Responsibilities
Responsible for machines Research and development of DSA AI accelerator in the learning system. The research direction includes starting from the machine learning platform/system, better evaluating, introducing, and using DSA AI accelerator, and supporting business AI model training and reasoning with higher cost performance. The main directions of work include: 1. Responsible for evaluating and introducing DSA accelerators that meet machine learning platforms/systems and business requirements 2. Responsible for developing the use process of DSA accelerators in machine learning platforms/systems, supporting business algorithms on top and shielding on bottom Hardware details 3. Responsible for the research and introduction of forward-looking technologies in the DSA field, such as: the latest DSA architecture, parallel computing mode, heterogeneous computing systems, compilation technology, etc. 4. In-depth cooperation with the business department to jointly optimize performance and precision.
Qualifications
1. Familiar with C/C++ and Python language in Linux environment 2. Have a solid foundation in computer science and programming skills, Familiar with common algorithms and data structures, and have good programming habits 3. Be proficient in using at least one mainstream machine learning framework (TensorFlow / PyTorch, etc.), and be familiar with the internal implementation of the framework 4. Familiar with at least one classic deep learning model and its Application scenarios, such as ResNet, BERT, etc. 5. Have good working document habits, and write and update workflow and technical documents in a timely manner as required.
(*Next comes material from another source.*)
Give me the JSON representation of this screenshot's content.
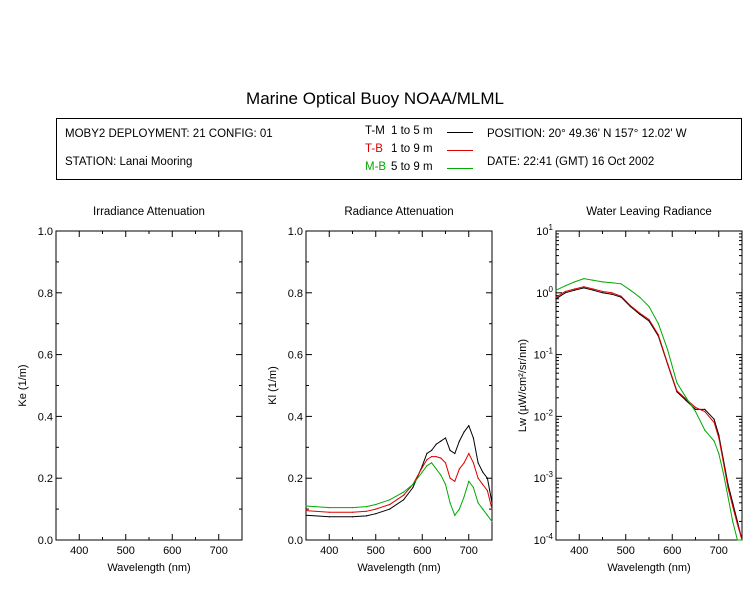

Other bonus requirements: 1. Understand AI DSA architecture, understand common AI chip architectures and their advantages and disadvantages, understand common AI compiler solutions and their advantages and disadvantages (such as XLA, TVM, MLIR) 2. Understand GPU hardware architecture, Understand the GPU software stack (CUDA, cuDNN), and have the ability to analyze GPU performance 3. Understand common parallel computing models and algorithms, understand various parallel programming models and their advantages and disadvantages 4. Understand model pruning, quantization and other optimization methods Principles, relevant experience in model optimization.